Evolution question - mother animals squashing their babies?

I spent the weekend with my friend and her dogs, one of whom has eight new puppies. She told me how (reasonably) common it is for mom dogs to accidentally crush their pups by sitting/stepping/rolling over on them.

Someone mentioned something similar about farm animals in the current ear-snipping Pit thread.

It would seem to me that there would be very strong and direct evolutionary pressure against this - any animal that didn’t squish their babies would have more surviving offspring than those that did, right? Any mutant gene that reduced or prevented puppy-squishing would surely come to prevail in the population. Right?

What’s up with this?

I have no answers for you, but your question reminded me of Sally, a beagle my father had when I was a kid.

Sally was a hunting dog, bought as a mate for Sport, our other hunting beagle. Between the two of them they had the brainpower of a gnat.

Sally got pregnant easy enough, had about 6 pups if I recall correctly. She managed to smother 5 of them. When it appeared the final pup would survive, my Dad decided it was time to name him. He didn’t think too long before he came up with the name “Lucky.”

It happens to human babies as well. Parents are routinely warned to never sleep with an infant, but some do. Some of those parents wake up with dead babies.

Cite, please? Having slept with my children when they were very young, I find it hard to believe that you could kill them that way. You are much too aware that they are there, even when asleep.

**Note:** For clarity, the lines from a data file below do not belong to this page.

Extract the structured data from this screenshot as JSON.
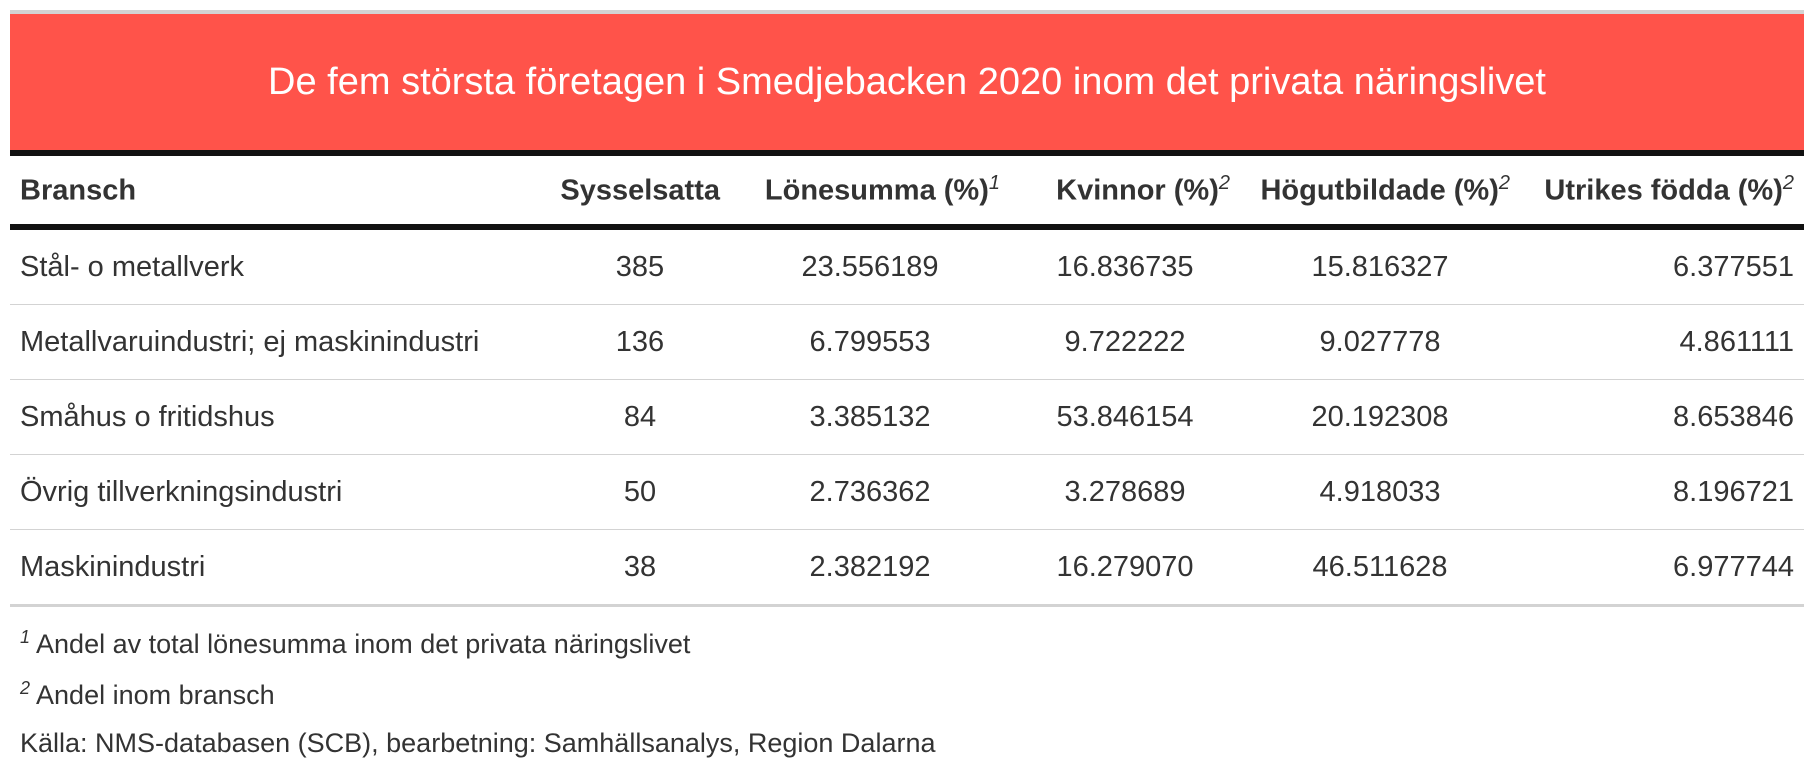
{
  "title": "De fem största företagen i Smedjebacken 2020 inom det privata näringslivet",
  "columns": [
    {
      "label": "Bransch",
      "sup": ""
    },
    {
      "label": "Sysselsatta",
      "sup": ""
    },
    {
      "label": "Lönesumma (%)",
      "sup": "1"
    },
    {
      "label": "Kvinnor (%)",
      "sup": "2"
    },
    {
      "label": "Högutbildade (%)",
      "sup": "2"
    },
    {
      "label": "Utrikes födda (%)",
      "sup": "2"
    }
  ],
  "rows": [
    [
      "Stål- o metallverk",
      "385",
      "23.556189",
      "16.836735",
      "15.816327",
      "6.377551"
    ],
    [
      "Metallvaruindustri; ej maskinindustri",
      "136",
      "6.799553",
      "9.722222",
      "9.027778",
      "4.861111"
    ],
    [
      "Småhus o fritidshus",
      "84",
      "3.385132",
      "53.846154",
      "20.192308",
      "8.653846"
    ],
    [
      "Övrig tillverkningsindustri",
      "50",
      "2.736362",
      "3.278689",
      "4.918033",
      "8.196721"
    ],
    [
      "Maskinindustri",
      "38",
      "2.382192",
      "16.279070",
      "46.511628",
      "6.977744"
    ]
  ],
  "footnotes": [
    {
      "mark": "1",
      "text": "Andel av total lönesumma inom det privata näringslivet"
    },
    {
      "mark": "2",
      "text": "Andel inom bransch"
    }
  ],
  "source": "Källa: NMS-databasen (SCB), bearbetning: Samhällsanalys, Region Dalarna",
  "colors": {
    "title_bg": "#ff534a",
    "title_text": "#ffffff",
    "rule": "#111111",
    "row_border": "#d3d3d3"
  }
}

If anything, the adaptation would be for a puppy to become more aware, or in some manner to learn to avoid this potential danger, than for a mother to develop an adaptation to avoid smothering her young.
Evolution tends to follow more of a rule of “surviving until able to pro-create”, not so much “ensuring that all the offspring survive”. That is, it is more of a priority to get an individual to the point of being to bear offspring, than for all those offspring to make it.
There are many examples where very few, and sometimes only one, offspring is “allowed” to survive - by very deliberate actions taken by the parents. I can think of a number of examples in the bird world, for instance.
So the rule in nature tends to favor “quality” over “quantity”.

http://nadine.virtual-memorials.com/main.php?action=view&mem_id=5887&page_no=13&PHPSESSID=7037d026ca4805024c554bba72989b01

http://deseretnews.com/dn/view/0,1249,600108939,00.html

http://www.theconversationcafe.com/forums/archive/index.php/t-15630.html

Conversely, at the fair this year, I saw a huge mother pig that was in a pen that was barely big enough for her and she had like 15 piglets that were 6 days old. I saw her stand up, turn around and lay back down and marveled that she didn’t step on a single piglet or lay down on one.

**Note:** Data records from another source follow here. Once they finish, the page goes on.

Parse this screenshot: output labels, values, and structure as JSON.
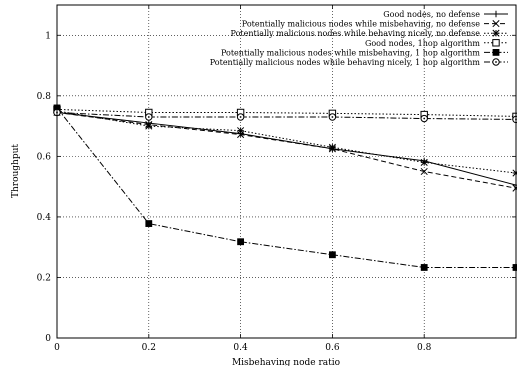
{
  "chart_data": {
    "type": "line",
    "title": "",
    "xlabel": "Misbehaving node ratio",
    "ylabel": "Throughput",
    "xlim": [
      0,
      1
    ],
    "ylim": [
      0,
      1.1
    ],
    "x_ticks": [
      0,
      0.2,
      0.4,
      0.6,
      0.8
    ],
    "y_ticks": [
      0,
      0.2,
      0.4,
      0.6,
      0.8,
      1
    ],
    "grid": true,
    "legend_position": "top-right",
    "x": [
      0,
      0.2,
      0.4,
      0.6,
      0.8,
      1.0
    ],
    "series": [
      {
        "name": "Good nodes, no defense",
        "values": [
          0.745,
          0.71,
          0.675,
          0.625,
          0.585,
          0.505
        ],
        "line": "solid",
        "marker": "plus"
      },
      {
        "name": "Potentially malicious nodes while misbehaving, no defense",
        "values": [
          0.745,
          0.705,
          0.672,
          0.625,
          0.55,
          0.495
        ],
        "line": "dashed",
        "marker": "cross"
      },
      {
        "name": "Potentially malicious nodes while behaving nicely, no defense",
        "values": [
          0.75,
          0.7,
          0.685,
          0.63,
          0.58,
          0.545
        ],
        "line": "dotted",
        "marker": "star"
      },
      {
        "name": "Good nodes, 1hop algorithm",
        "values": [
          0.755,
          0.745,
          0.745,
          0.742,
          0.738,
          0.732
        ],
        "line": "dotted",
        "marker": "square-open"
      },
      {
        "name": "Potentially malicious nodes while misbehaving, 1 hop algorithm",
        "values": [
          0.76,
          0.378,
          0.318,
          0.275,
          0.233,
          0.233
        ],
        "line": "dashdot",
        "marker": "square-filled"
      },
      {
        "name": "Potentially malicious nodes while behaving nicely, 1 hop algorithm",
        "values": [
          0.745,
          0.73,
          0.73,
          0.73,
          0.725,
          0.722
        ],
        "line": "dashdot",
        "marker": "circle-open"
      }
    ]
  }
}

My mother told me she almost smothered me while still in the hospital when I was born. The nurse brought me to Mom to feed, and she went back to sleep.

Your second cite suggests that it may be safer for babies to sleep with their parents than to sleep in a crib (even if it does offer some precautions).

HBO has a series called Autopsy with Dr. Baden. In one of those episodes he declared that a mother accidently smoothered her baby when sleeping with it. http://www.hbo.com/autopsy/

It seems that humans only accidentally smother their offspring when sleeping, while animals (at least the one I saw) would do it through careless sitting or placing of feet. Are there many cases of human mothers accidentally doing it while awake?

I thought evolution was exactly about producing offspring that could survive long enough to produce surviving offspring, but your interpretation seems more consistent with the fact of puppy-squishing.

Well, it’s different because humans usually only have one at a time. Makes it a little easier to keep track of. If I had a litter of 10 children, I might “accidentally” sit or step on one. :wink:

From last week’s Los Angeles Times: Newborn Suffocates Between Sleeping Parents

Also animal babies are more mobile, any many animals have more of a blind spot when lying down. And I suppose puppies and piglets, coming in large batches, are smaller in comparison with their parents, than the average human baby.

How could this possibly work? You can’t select against accidents. There are no “non accidental puppy squishing” genes, any more than there are non “getting hit by a falling tree in the forest during a storm” genes. Accidents happen. It sucks. “Nature red, in tooth and claw…” and all that. But that’s why many animals have multiple offspring in the first place: because not all of them are likely to make it, for whatever reason.